BEVERLY HILLS, Calif. (Zap2it.com) — Tom Cruise credits Scientology for the inner peace and serenity he projects in his latest film “The Last Samurai.””Well, it’s known I’m a Scientologist, and that helped me to find the inner peace and great stability and tools to help others,” Cruise says in a very candid press conference for his latest film opening Dec. 5. He plays an alcoholic Civil War veteran hired by the Japanese government to quell a Samurai rebellion, but who ends up joining the profoundly religious warriors.
The controversial religion is also embraced by such actors as John Travolta, Anne Archer, Jason Lee, Isaac Hayes (Chef in “South Park”) and Nancy Cartwright (Bart in “The Simpsons.”) It was founded by American science fiction writer L. Ron Hubbard. Although it qualifies as a religion for tax purposes in the United States, Scientology isn’t recognized as a church in some other countries, and critics have called it an abusive cult.

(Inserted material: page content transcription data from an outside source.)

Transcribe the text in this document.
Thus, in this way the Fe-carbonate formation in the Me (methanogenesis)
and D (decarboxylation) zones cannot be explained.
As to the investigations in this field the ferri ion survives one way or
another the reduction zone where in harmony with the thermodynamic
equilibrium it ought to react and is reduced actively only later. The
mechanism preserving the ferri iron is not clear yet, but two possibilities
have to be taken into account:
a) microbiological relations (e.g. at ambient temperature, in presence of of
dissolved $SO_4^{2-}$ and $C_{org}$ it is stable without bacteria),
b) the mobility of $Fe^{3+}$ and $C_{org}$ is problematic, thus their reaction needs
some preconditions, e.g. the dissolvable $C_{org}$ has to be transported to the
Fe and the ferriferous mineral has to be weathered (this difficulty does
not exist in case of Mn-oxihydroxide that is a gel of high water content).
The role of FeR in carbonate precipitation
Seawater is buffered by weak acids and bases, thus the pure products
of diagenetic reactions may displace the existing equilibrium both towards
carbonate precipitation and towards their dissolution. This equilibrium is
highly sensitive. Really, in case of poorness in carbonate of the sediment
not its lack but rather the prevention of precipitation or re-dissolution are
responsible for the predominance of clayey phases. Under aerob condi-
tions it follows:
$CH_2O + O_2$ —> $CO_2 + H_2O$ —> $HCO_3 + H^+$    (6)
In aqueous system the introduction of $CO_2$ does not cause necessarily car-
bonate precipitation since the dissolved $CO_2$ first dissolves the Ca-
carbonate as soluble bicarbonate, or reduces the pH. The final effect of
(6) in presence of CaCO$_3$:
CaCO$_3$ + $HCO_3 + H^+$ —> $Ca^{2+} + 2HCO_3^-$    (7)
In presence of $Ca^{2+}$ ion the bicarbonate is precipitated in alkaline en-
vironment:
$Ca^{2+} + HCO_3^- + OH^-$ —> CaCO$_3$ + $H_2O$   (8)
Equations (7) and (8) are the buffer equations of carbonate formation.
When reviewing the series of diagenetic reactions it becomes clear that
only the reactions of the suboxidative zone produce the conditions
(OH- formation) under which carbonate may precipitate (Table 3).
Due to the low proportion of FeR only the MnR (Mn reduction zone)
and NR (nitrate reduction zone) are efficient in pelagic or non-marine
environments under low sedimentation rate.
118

In the 90-minute interview on Saturday (Nov. 15), attended by Zap2it.com, Cruise mentions Hubbard as a “great teacher” and “how he found out why there are wars and why people go to war and that communication is the universal solvent.”
Cruise also speaks about personally witnessing how Scientology has helped illiterate homeless people to read, kept children off “lethal drugs” for Attention Deficit Disorder, and how their Narc-Anon program has rehabilitated hundreds of thousands of people “to live drug-free lives and go back to society and not feel that they have a disease.”

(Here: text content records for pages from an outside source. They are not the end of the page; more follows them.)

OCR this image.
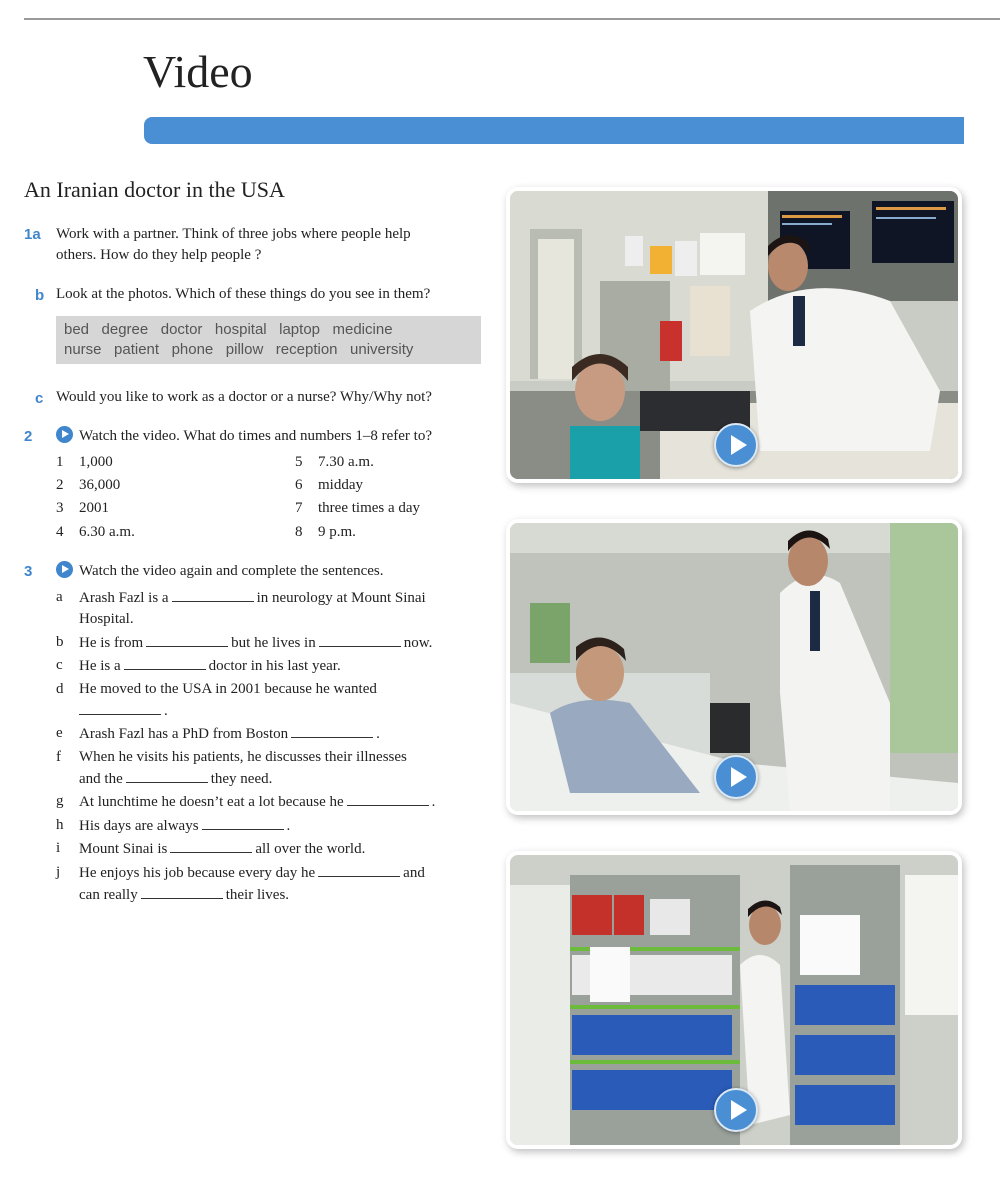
Video
An Iranian doctor in the USA
1a Work with a partner. Think of three jobs where people help
others. How do they help people ?
b Look at the photos. Which of these things do you see in them?
bed   degree   doctor   hospital   laptop   medicine
nurse   patient   phone   pillow   reception   university
c Would you like to work as a doctor or a nurse? Why/Why not?
2	Watch the video. What do times and numbers 1–8 refer to?
1 1,000
2 36,000
3 2001
4 6.30 a.m.
5 7.30 a.m.
6 midday
7 three times a day
8 9 p.m.
3	Watch the video again and complete the sentences.
a Arash Fazl is a	in neurology at Mount Sinai
Hospital.
b He is from	but he lives in	now.
c He is a	doctor in his last year.
d He moved to the USA in 2001 because he wanted
.
e Arash Fazl has a PhD from Boston	.
f When he visits his patients, he discusses their illnesses
and the	they need.
g At lunchtime he doesn’t eat a lot because he	.
h His days are always	.
i Mount Sinai is	all over the world.
j He enjoys his job because every day he	and
can really	their lives.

He acknowledged that international film critics may draw parallels between “The Last Samurai” and America’s invasion of Iraq.
“Wars don’t resolve conflict, ideas do,” Cruise says. “You look how history keeps repeating itself.”
Stopping short of blatant criticism of the Bush administration, he simply smiles and adds, “I want a world without war and a world without insanity.”